The city has not lost sight of its Route 66 heritage and several businesses operate from vintage Mother Road structures. Highlights include Mike’s Gym and Martial Arts which evolved from Pops’ Place. “Pops” Sindler also owned and operated Sindlers Cabin City and Café. Neon tubes on the roofs of Sindler’s cabins could be seen at night, miles away, from the ridge that ran through Hazelgreen.
Another highlight is Skyline Welding which began as Louis Ferkol and Willard “Chad” Chadwell’s ultra-modern Skyline Garage Auto Service in 1953. A closer look at the business’ signage reveals that the eastbound side has been modified to reflect the new primary line of work, while the westbound is unaltered and still bears the original name.
In 1955 a women’s civic organization raised funds to establish a roadside park near the Fort Leonard Wood junction. Their efforts resulted in George M. Reed Roadside Park which is one of only two remaining roadside parks on Route 66 in Missouri. A new fundraiser has been established to bring Route 66 Neon Park to the location. We think “Pops” Sindler would approve.
Big BAM Tip- Pulaski County Tourism Bureau’s Route 66 guide provides an in-depth look at Saint Robert’s Route 66 landmarks and sites of significance. Order your free copy today by calling 573-336-6355 or messaging your mailing address to email@example.com.

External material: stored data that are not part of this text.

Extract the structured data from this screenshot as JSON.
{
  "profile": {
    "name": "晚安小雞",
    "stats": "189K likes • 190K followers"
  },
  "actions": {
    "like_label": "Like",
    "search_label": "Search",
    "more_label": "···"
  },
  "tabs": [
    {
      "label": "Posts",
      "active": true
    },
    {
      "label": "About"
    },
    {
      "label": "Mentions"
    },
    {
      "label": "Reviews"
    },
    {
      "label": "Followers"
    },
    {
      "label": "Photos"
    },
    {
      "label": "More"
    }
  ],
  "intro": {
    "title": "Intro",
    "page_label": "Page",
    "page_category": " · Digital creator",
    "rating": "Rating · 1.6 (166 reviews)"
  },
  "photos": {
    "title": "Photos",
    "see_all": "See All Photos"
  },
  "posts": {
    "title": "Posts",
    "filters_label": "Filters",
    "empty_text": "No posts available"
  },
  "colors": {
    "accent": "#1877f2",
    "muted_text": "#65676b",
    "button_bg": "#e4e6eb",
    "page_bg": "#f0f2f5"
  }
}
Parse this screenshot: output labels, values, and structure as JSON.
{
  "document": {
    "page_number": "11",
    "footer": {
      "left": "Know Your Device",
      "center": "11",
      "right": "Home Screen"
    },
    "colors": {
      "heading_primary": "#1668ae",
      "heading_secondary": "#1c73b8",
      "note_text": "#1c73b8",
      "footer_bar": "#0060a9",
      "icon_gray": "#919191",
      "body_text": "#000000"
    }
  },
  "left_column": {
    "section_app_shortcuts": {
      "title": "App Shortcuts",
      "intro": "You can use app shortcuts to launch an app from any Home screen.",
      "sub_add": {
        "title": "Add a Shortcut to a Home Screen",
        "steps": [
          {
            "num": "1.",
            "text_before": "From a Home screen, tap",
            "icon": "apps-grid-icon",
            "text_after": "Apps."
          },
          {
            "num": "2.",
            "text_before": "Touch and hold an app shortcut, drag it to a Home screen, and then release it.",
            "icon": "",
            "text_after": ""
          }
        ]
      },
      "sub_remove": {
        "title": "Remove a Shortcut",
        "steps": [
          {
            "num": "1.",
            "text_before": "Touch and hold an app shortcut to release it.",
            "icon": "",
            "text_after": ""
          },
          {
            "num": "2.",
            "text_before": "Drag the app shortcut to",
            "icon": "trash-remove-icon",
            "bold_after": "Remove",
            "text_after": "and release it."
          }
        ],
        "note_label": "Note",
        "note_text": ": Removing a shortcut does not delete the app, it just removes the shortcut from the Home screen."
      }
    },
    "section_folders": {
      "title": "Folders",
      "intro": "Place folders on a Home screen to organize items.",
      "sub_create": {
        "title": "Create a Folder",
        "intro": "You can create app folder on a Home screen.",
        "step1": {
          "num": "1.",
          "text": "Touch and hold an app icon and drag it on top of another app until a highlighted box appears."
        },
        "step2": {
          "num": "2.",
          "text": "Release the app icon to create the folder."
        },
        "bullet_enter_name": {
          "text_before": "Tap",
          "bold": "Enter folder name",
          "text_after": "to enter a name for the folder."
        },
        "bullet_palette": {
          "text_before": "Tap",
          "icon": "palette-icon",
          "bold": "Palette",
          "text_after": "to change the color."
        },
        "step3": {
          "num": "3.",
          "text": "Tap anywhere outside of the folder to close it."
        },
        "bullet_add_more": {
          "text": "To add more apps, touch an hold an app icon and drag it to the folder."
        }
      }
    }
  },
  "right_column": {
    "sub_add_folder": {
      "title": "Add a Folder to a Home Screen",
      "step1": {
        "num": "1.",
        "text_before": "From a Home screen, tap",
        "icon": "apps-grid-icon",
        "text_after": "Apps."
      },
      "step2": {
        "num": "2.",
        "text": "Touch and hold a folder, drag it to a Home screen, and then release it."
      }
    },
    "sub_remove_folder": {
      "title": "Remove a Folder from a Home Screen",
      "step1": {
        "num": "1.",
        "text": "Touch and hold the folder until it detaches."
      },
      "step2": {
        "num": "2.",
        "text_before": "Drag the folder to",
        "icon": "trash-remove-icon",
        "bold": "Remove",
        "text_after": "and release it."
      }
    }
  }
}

Devils Elbow: The mere mention of this former logging hamlet will cause any Route 66 fan’s eyes to sparkle like Rockefeller Center’s Christmas Tree. Devils Elbow (population 374) is famous. World famous. Legendary famous. Devils Elbow is the Paul Bunyan of Route 66 villages.
Hugged by the Big Piney River, decorated by dramatic limestone bluffs that were once declared to be one of “Missouri’s beauty spots”, complete with a centerpiece vintage steel bridge, this community has inspired artists, musicians, and poets to memorialize it in paintings, song, and verse. Duck into the Post Office or the Elbow Inn & BBQ (a Big BAM featured bar) to find the Ozarkian art of storytelling in action.
In 2017 eight properties comprising the Devils Elbow Historic District were added to the National Register of Historic of Places. Each year, shortly after Thanksgiving, Devils Elbow residents and admirers gather to adorn the beloved bridge in twinkly lights and holiday cheer. The bridge is lit each evening to delight both children and adults through the New Year.
*A majority of the information in this article was provided by historian Terry Primas through his invaluable book “Route 66 in Pulaski County, Missouri a local history.” Copies may be purchased at various locations in Waynesville, including the Old Stagecoach Stop. Additionally, it may be purchased online. Our many thanks to Mr. Primas.